Two round plastic takeout containers on a picnic table. To the left is foul, a soupy, orange-hued bean stew. To the right is the shakshouka eggs, a kind of chunky vegetable scramble.
Two of Halal King’s traditional Yemeni breakfast dishes — foul and shakshouka eggs — on the picnic table outside the restaurant. (Luke Tsai/KQED)

This is almost certainly also the only gas station in the Bay that serves a full Yemeni breakfast menu — and, with traditional offerings like sautéed liver, one that doesn’t make any concessions to the Western palate. On a recent morning, I enjoyed Mousa’s pleasantly spicy Yemeni version of foul — the classic Arabic bean stew — and an order of shakshouka eggs, which turned out not to be the tomato sauce–poached eggs I expected. Instead, it was a kind of chunky scramble, studded with onions, tomatoes and peppers. All together, it made for one of the most satisfying breakfasts I’d eaten in months — all the heartier because it came with an entire bag of pita.

Mused estimates that Halal King’s customer base is about “50% Yemeni and 50% American,” with many of the Yemeni customers traveling a long distance for his uncle’s food, having followed him from his Yemen Kitchen days.
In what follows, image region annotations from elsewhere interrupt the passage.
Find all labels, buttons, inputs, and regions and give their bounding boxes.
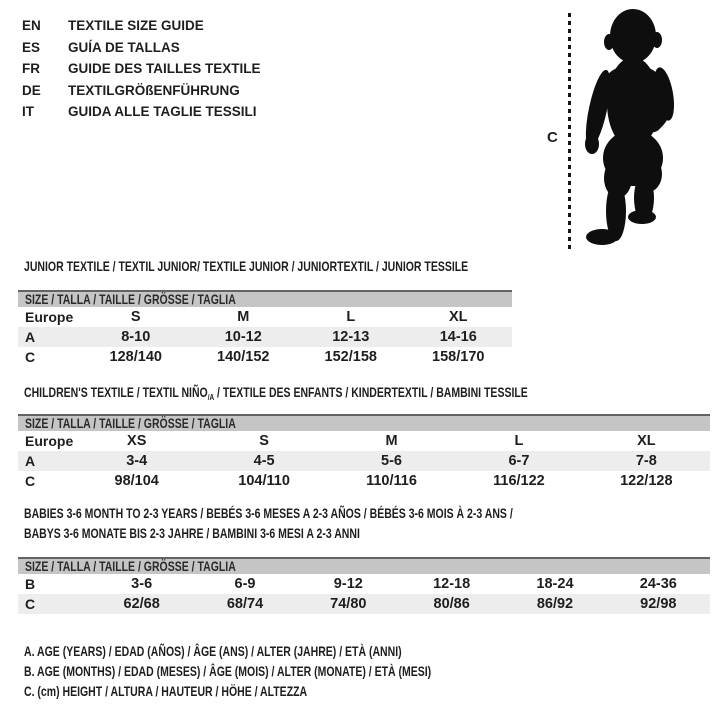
section-title-line: JUNIOR TEXTILE / TEXTIL JUNIOR/ TEXTILE JUNIOR / JUNIORTEXTIL / JUNIOR TESSILE (24, 258, 469, 274)
babies-section-title (24, 504, 676, 543)
language-code: DE (22, 82, 41, 98)
table-cell: 24-36 (639, 576, 677, 592)
size-header-label: SIZE / TALLA / TAILLE / GRÖSSE / TAGLIA (25, 291, 236, 307)
table-cell: XS (127, 433, 147, 449)
table-row (18, 327, 512, 347)
table-cell: 140/152 (217, 349, 270, 365)
row-label: B (25, 576, 36, 592)
table-row (18, 307, 512, 327)
table-cell: 104/110 (238, 473, 290, 489)
table-cell: 9-12 (333, 576, 363, 592)
children-size-table (18, 414, 710, 491)
table-cell: 62/68 (123, 596, 160, 612)
table-cell: XL (448, 309, 468, 325)
language-title: GUIDE DES TAILLES TEXTILE (68, 61, 261, 77)
table-cell: 74/80 (330, 596, 367, 612)
row-label: C (25, 473, 36, 489)
table-cell: S (259, 433, 269, 449)
table-cell: 12-18 (433, 576, 471, 592)
table-cell: M (237, 309, 250, 325)
size-header-band (18, 290, 512, 307)
footnote-line: C. (cm) HEIGHT / ALTURA / HAUTEUR / HÖHE / ALTEZZA (24, 683, 308, 699)
junior-section-title (24, 257, 616, 277)
table-cell: 12-13 (332, 329, 370, 345)
table-row (18, 471, 710, 491)
table-cell: 14-16 (439, 329, 477, 345)
table-cell: 5-6 (381, 453, 402, 469)
toddler-silhouette (578, 6, 690, 251)
table-cell: 110/116 (366, 473, 417, 489)
size-header-band (18, 557, 710, 574)
table-cell: 158/170 (432, 349, 485, 365)
row-label: C (25, 349, 36, 365)
language-entry (22, 101, 261, 123)
height-measure-label: C (547, 129, 558, 146)
table-cell: 7-8 (635, 453, 657, 469)
language-title: TEXTILGRÖßENFÜHRUNG (68, 82, 240, 98)
language-code: FR (22, 61, 40, 77)
table-cell: 128/140 (109, 349, 162, 365)
junior-size-table (18, 290, 512, 367)
language-title: GUIDA ALLE TAGLIE TESSILI (68, 104, 257, 120)
table-cell: 4-5 (253, 453, 275, 469)
height-measure-dotted-line (568, 13, 571, 250)
row-label: A (25, 329, 36, 345)
table-cell: 80/86 (433, 596, 470, 612)
table-row (18, 594, 710, 614)
section-title-line: BABIES 3-6 MONTH TO 2-3 YEARS / BEBÉS 3-6 MESES A 2-3 AÑOS / BÉBÉS 3-6 MOIS À 2-3 ANS / (24, 505, 513, 521)
table-cell: 3-6 (131, 576, 153, 592)
language-entry (22, 58, 261, 80)
footnote-legend (24, 641, 567, 701)
table-row (18, 347, 512, 367)
babies-size-table (18, 557, 710, 614)
size-header-label: SIZE / TALLA / TAILLE / GRÖSSE / TAGLIA (25, 415, 236, 431)
language-entry (22, 15, 261, 37)
table-cell: 3-4 (126, 453, 148, 469)
language-code: IT (22, 104, 34, 120)
table-row (18, 451, 710, 471)
table-cell: 152/158 (324, 349, 377, 365)
table-cell: M (385, 433, 398, 449)
table-row (18, 574, 710, 594)
toddler-silhouette-graphic (578, 6, 690, 251)
table-cell: L (346, 309, 356, 325)
table-row (18, 431, 710, 451)
row-label: C (25, 596, 36, 612)
table-cell: 10-12 (224, 329, 262, 345)
size-header-label: SIZE / TALLA / TAILLE / GRÖSSE / TAGLIA (25, 558, 236, 574)
table-cell: 116/122 (493, 473, 545, 489)
row-label: Europe (25, 433, 74, 449)
footnote-line: A. AGE (YEARS) / EDAD (AÑOS) / ÂGE (ANS) / ALTER (JAHRE) / ETÀ (ANNI) (24, 643, 402, 659)
table-cell: 8-10 (121, 329, 151, 345)
language-code: ES (22, 39, 41, 55)
table-cell: 18-24 (536, 576, 574, 592)
language-title: TEXTILE SIZE GUIDE (68, 18, 204, 33)
table-cell: 98/104 (114, 473, 159, 489)
language-title-list (22, 15, 261, 123)
language-title: GUÍA DE TALLAS (68, 39, 180, 55)
language-entry (22, 80, 261, 102)
language-code: EN (22, 18, 41, 33)
size-header-band (18, 414, 710, 431)
table-cell: 6-7 (508, 453, 530, 469)
table-cell: 122/128 (620, 473, 673, 489)
section-title-line: CHILDREN'S TEXTILE / TEXTIL $NIÑO_{/A}$ / TEXTILE DES ENFANTS / KINDERTEXTIL / BAMBINI TESSILE (24, 384, 528, 402)
footnote-line: B. AGE (MONTHS) / EDAD (MESES) / ÂGE (MOIS) / ALTER (MONATE) / ETÀ (MESI) (24, 663, 432, 679)
children-section-title (24, 383, 696, 408)
language-entry (22, 37, 261, 59)
table-cell: 68/74 (226, 596, 264, 612)
table-cell: 86/92 (536, 596, 574, 612)
table-cell: L (514, 433, 524, 449)
table-cell: 6-9 (234, 576, 256, 592)
table-cell: XL (637, 433, 656, 449)
table-cell: S (130, 309, 141, 325)
row-label: Europe (25, 309, 74, 325)
section-title-line: BABYS 3-6 MONATE BIS 2-3 JAHRE / BAMBINI 3-6 MESI A 2-3 ANNI (24, 524, 360, 541)
table-cell: 92/98 (640, 596, 677, 612)
row-label: A (25, 453, 36, 469)
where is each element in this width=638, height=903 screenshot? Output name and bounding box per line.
In that way, this Richmond gas station has become a destination restaurant for chicken mendi and salta devotees.

For locals who just stumble on this food because they happen to be low on gas at the right time and place? It’s the very best kind of surprise.

Sign advertising the "Kwik Serv" gas station, with sign for "Halal King Kitchen" underneath. In the background, the sign for Carlson Food Market advertises Krispy Krunchy Chicken.
The apex of fine gas station cuisine. (Luke Tsai/KQED)

Halal King Kitchen is open at the Kwik Serv gas station convenience store (1503 Carlson Blvd., Richmond) Tuesday through Sunday, 10 a.m.–10 p.m.